The Genetics and Public Policy Center at Johns Hopkins University received a 2-year, $589,318 grant to study the field of direct-to-consumer (DTC) genetic testing. The study will look at how companies offer tests and test interpretation to consumers while bypassing the traditional healthcare model. The study will also investigate who orders the tests, how they use the information, and how the ordering and testing processes are regulated. Genetic tests for more than 1,300 diseases or conditions are now available, with the number climbing rapidly. Theoretically, almost any genetic test could be offered directly to consumers, and more than 30 companies have tests on the market, explained the study’s principal investigator, Gail Javitt, JD, MPH, who is also the center’s law and policy director. She also noted that while a lot of anxiety exists about DTC genetic testing, there’s a paucity of information about the industry or consumers who purchase the tests. More information about the study is available on the center’s website.

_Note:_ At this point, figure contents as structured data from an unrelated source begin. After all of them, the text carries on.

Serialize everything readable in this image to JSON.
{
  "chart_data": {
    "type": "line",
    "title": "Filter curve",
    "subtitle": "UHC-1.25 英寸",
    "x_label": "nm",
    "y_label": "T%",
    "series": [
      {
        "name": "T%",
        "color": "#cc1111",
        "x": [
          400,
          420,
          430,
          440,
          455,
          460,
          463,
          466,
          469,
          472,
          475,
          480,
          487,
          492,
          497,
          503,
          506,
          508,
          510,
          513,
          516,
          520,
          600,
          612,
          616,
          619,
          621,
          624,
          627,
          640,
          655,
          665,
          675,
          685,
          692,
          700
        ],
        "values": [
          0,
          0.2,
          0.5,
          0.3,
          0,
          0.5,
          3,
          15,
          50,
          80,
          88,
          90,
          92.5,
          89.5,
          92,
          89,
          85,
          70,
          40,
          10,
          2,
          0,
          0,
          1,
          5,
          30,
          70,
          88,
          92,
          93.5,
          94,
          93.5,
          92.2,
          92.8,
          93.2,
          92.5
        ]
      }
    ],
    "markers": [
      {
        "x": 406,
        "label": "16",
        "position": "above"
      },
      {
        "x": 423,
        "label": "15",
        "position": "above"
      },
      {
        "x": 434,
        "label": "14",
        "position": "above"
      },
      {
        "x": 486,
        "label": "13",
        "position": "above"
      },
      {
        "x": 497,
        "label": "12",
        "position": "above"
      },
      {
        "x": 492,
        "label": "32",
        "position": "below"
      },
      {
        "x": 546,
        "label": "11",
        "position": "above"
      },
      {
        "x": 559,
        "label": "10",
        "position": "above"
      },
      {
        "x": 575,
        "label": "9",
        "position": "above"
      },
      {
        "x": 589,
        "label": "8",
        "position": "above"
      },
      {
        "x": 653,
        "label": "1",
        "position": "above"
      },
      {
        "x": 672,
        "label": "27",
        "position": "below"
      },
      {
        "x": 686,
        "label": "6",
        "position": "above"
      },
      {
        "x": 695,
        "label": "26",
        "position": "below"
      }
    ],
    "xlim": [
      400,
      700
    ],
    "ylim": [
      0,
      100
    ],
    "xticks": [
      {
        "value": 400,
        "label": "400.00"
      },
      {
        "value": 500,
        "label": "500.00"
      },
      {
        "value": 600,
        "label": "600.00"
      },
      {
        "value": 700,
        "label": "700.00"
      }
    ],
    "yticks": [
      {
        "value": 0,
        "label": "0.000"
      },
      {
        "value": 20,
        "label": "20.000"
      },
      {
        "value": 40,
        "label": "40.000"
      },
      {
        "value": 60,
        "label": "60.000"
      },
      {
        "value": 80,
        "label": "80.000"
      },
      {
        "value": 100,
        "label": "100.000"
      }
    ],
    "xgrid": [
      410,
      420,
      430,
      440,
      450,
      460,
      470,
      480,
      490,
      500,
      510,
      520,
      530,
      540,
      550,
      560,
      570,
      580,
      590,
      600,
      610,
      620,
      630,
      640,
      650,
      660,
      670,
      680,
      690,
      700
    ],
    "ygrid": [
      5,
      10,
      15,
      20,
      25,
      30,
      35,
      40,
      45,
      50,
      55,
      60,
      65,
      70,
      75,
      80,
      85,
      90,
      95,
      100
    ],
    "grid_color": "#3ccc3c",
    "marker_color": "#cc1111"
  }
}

AdvaMed, AHA, AHIMA Support Move to ICD-10


Urging the Department of Health and Human Services (HHS) not to delay the switch to the new ICD-10 coding system, AdvaMed, AHA, and AHIMA voiced their support of ICD-10 in a letter to Congress (CLN November, 2008). The three associations argue that Congress’s goals of improving quality, reducing medical errors and infections, and modernizing health IT won’t move forward without the switch. “The time for moving forward is long overdue,” the letter reads. “The ICD-9 code set was never designed to provide the increased level of detail required to support emerging needs such as biosurveillance, quality reporting, and development for pay-for-performance programs. The National Committee on Vital and Health Statistics concluded in 2003 that we were ready to transition to ICD-10. Now is the time to act on that recommendation.” The letter also argues that vendors will continue buying and building products for the old ICD-9 system until the switch takes place, and that those systems will be expensive to retrofit in the future. The letter is available online.

            

Audit Finds Slack Enforcement of HIPPA Security Rule


A recent audit by the HHS Office of Inspector General found that CMS had done too little to make sure that healthcare providers and insurers followed the HIPPA security rule, a law that requires all electronically transmitted health information be kept confidential and protected from unauthorized use. CMS did not have effective mechanisms to make sure that healthcare entities were complying with HIPPA or that electronic information was being protected, although CMS did have a good process for receiving and processing complaints, according to the report. In response, CMS has moved ahead with a plan to conduct compliance reviews of covered entities. The report is available on the HHS Office of Inspector General’s website.


Presidential Advisory Council Urges Support of Personalized Medicine


The President's Council of Advisors on Science and Technology (PCAST) issued a report outlining priority areas and policy recommendations for personalized medicine, including a call for a greater role for the federal government to provide funding, coordinate research, and eliminate regulatory hurdles. Applauded by the Personalized Medicine Coalition (PMC), of which AACC is a member, the PCAST report lays out a blueprint for pushing more widespread adoption of personalized medicine by healthcare providers. The report also recommends that government work with industry to facilitate research by putting together a collection of high-quality biological specimens accompanied by comprehensive disease annotations. The report’s authors also note reimbursement problems with genomics-based molecular diagnostics. Currently reimbursed at the same rate as other laboratory tests, these molecular tests should be reimbursed based on their value in patient care, the report concluded. The report is available on the PCAST website.